I have observed that when a uint8_t type buffer (not guaranteed to be null terminated) is read into a stringstream with the << operator using ss << buff.data, and the contained std::string is returned to Python, Python throws an error:
UnicodeDecodeError: 'utf-8' codec can't decode byte
But, if I use ss.write(buff.data, buff.size), the issue is not there.
I assume that this issue is because when using <<, there is a buffer overrun, and the data in ss might not be UTF-8 anymore. But when I do write(), I define the size and so there is no possibility of garbage data.
What is surprising is that if I do ss.write(buff.data, buff.size 1), I always observe a segfault. So I can't figure out how << can do a buffer overrun?
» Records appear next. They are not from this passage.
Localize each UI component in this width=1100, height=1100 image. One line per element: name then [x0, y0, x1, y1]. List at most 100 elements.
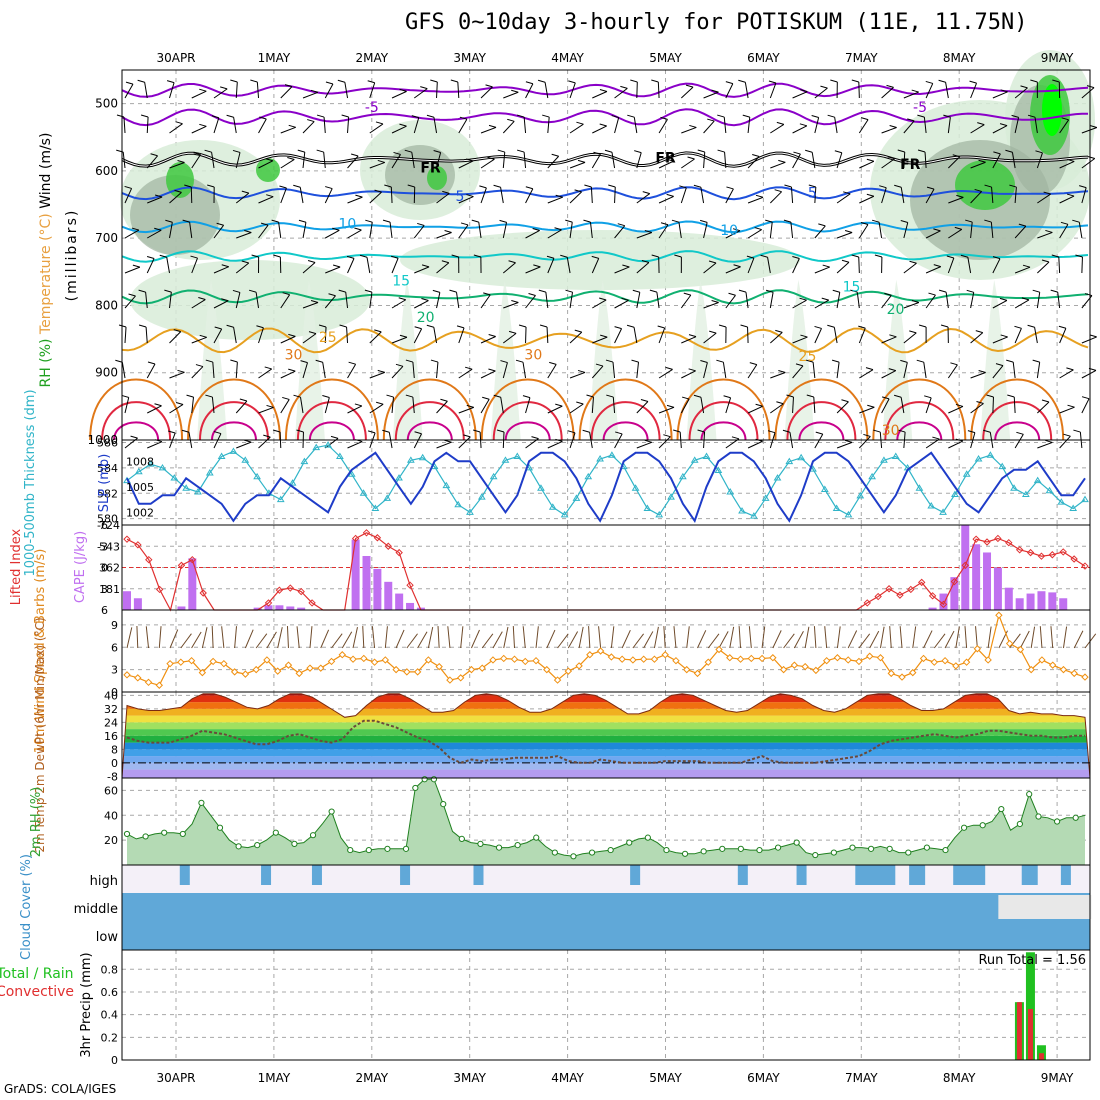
wind-barb-staff: [614, 266, 630, 274]
cloud-level-label: low: [96, 930, 119, 945]
wind-barb-feather: [889, 334, 897, 338]
wind-barb-feather: [697, 149, 705, 153]
wind-barb-feather: [1016, 431, 1024, 435]
cape-bar: [177, 606, 186, 610]
wind-barb-staff: [703, 262, 717, 274]
wind-barb-staff: [859, 160, 875, 169]
wind-barb-feather: [318, 324, 327, 328]
wind-barb-feather: [250, 79, 258, 83]
wind-barb: [827, 114, 838, 134]
wind-barb-staff: [189, 222, 193, 239]
wind-barb-staff: [657, 81, 660, 99]
cloud-high-block: [909, 865, 926, 885]
wind-barb-feather: [488, 334, 496, 337]
wind-barb: [124, 81, 134, 99]
wind-barb: [1081, 334, 1097, 344]
wind-barb: [1014, 85, 1028, 99]
wind-barb: [364, 289, 373, 309]
y-tick-label-temp: 16: [104, 730, 118, 743]
wind-barb-feather: [1035, 150, 1043, 154]
wind-barb-feather: [860, 117, 869, 121]
wind-speed-marker: [973, 645, 982, 653]
wind-barb: [871, 219, 883, 239]
surface-wind-barb: [729, 626, 735, 649]
wind-barb-staff: [547, 196, 563, 204]
wind-barb-feather: [800, 334, 808, 338]
y-tick-label-thickness: 584: [97, 462, 118, 475]
wind-barb-feather: [515, 359, 524, 363]
surface-wind-barb: [1019, 630, 1030, 649]
wind-barb: [1032, 289, 1041, 309]
wind-barb: [147, 439, 163, 449]
wind-barb: [1081, 125, 1098, 134]
wind-barb-staff: [967, 257, 972, 274]
wind-barb: [547, 194, 563, 204]
wind-barb-feather: [955, 403, 964, 407]
wind-barb-staff: [925, 230, 941, 239]
wind-barb-feather: [827, 114, 835, 118]
wind-barb-feather: [844, 439, 853, 443]
wind-barb: [679, 185, 687, 204]
wind-barb-feather: [728, 292, 736, 296]
wind-barb-feather: [516, 149, 525, 153]
wind-barb-feather: [978, 159, 986, 163]
thickness-marker: [998, 462, 1007, 470]
wind-barb-staff: [900, 187, 905, 204]
wind-barb-staff: [1081, 369, 1097, 379]
wind-speed-marker: [909, 668, 917, 677]
lifted-index-marker: [406, 581, 414, 589]
wind-barb-staff: [124, 188, 133, 204]
wind-barb-feather: [205, 394, 213, 398]
surface-wind-barb: [923, 630, 933, 649]
wind-barb: [881, 334, 897, 344]
wind-barb-feather: [627, 114, 635, 118]
x-tick-label-top: 30APR: [156, 51, 195, 65]
wind-barb-feather: [542, 114, 550, 118]
wind-barb-feather: [1066, 193, 1075, 197]
wind-barb-staff: [347, 405, 363, 414]
wind-barb-feather: [1089, 334, 1097, 338]
wind-barb: [903, 260, 917, 274]
wind-barb-feather: [346, 255, 355, 259]
wind-barb: [502, 330, 517, 344]
wind-speed-marker: [370, 658, 379, 666]
wind-barb-feather: [350, 153, 359, 157]
wind-barb-staff: [745, 292, 749, 309]
wind-barb-staff: [858, 224, 869, 239]
wind-barb-staff: [881, 370, 897, 379]
contour-label: 25: [319, 330, 337, 346]
wind-barb-feather: [214, 326, 222, 330]
wind-barb-feather: [740, 324, 748, 328]
wind-barb-staff: [546, 326, 549, 344]
wind-barb: [1030, 79, 1038, 99]
dewpoint-line: [126, 719, 1085, 764]
wind-barb-feather: [976, 401, 984, 404]
wind-barb-staff: [814, 186, 817, 204]
wind-barb-feather: [382, 429, 390, 433]
cloud-low-mid-fill: [122, 893, 1090, 950]
surface-wind-barb: [427, 626, 434, 649]
wind-barb-feather: [943, 114, 951, 118]
wind-barb-staff: [280, 159, 295, 169]
wind-barb: [924, 395, 932, 414]
wind-barb: [881, 396, 890, 414]
wind-barb-feather: [525, 81, 534, 85]
wind-barb-staff: [925, 294, 936, 309]
temp-band: [122, 695, 1090, 703]
wind-barb-staff: [792, 125, 808, 134]
wind-barb-feather: [288, 124, 296, 128]
wind-barb-feather: [631, 359, 639, 363]
wind-barb: [432, 289, 441, 309]
wind-barb-feather: [1052, 79, 1060, 83]
wind-barb-staff: [436, 81, 438, 99]
wind-barb-staff: [725, 188, 734, 204]
wind-barb: [992, 256, 1001, 274]
surface-wind-barb: [371, 626, 376, 649]
wind-barb-staff: [678, 222, 682, 239]
surface-wind-barb: [169, 629, 179, 649]
temp-band: [122, 702, 1090, 709]
wind-barb-staff: [992, 91, 1008, 99]
wind-barb-feather: [950, 362, 958, 366]
wind-barb: [948, 226, 963, 239]
wind-barb-feather: [140, 114, 149, 118]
Is there a fundamental difference between how both of these work, and so one triggers a segfault when it makes an illegal buffer access, and the other one does not? Or, is << just getting lucky?
CodePudding user response:
uint8_t is an alias for unsigned char. When operator<< is given an unsigned char* pointer, it is treated as a null-terminated string, same as a char* pointer. So, if your data is not actually a null-terminated character string, writing it to the stream using operator<< is undefined behavior. The code may crash. It may write garbage to the stream. There is no way to know.
write() doesn't care about a null terminator. It writes exactly as many bytes as you specify. That is why you don't have any trouble when using write() instead of operator<<.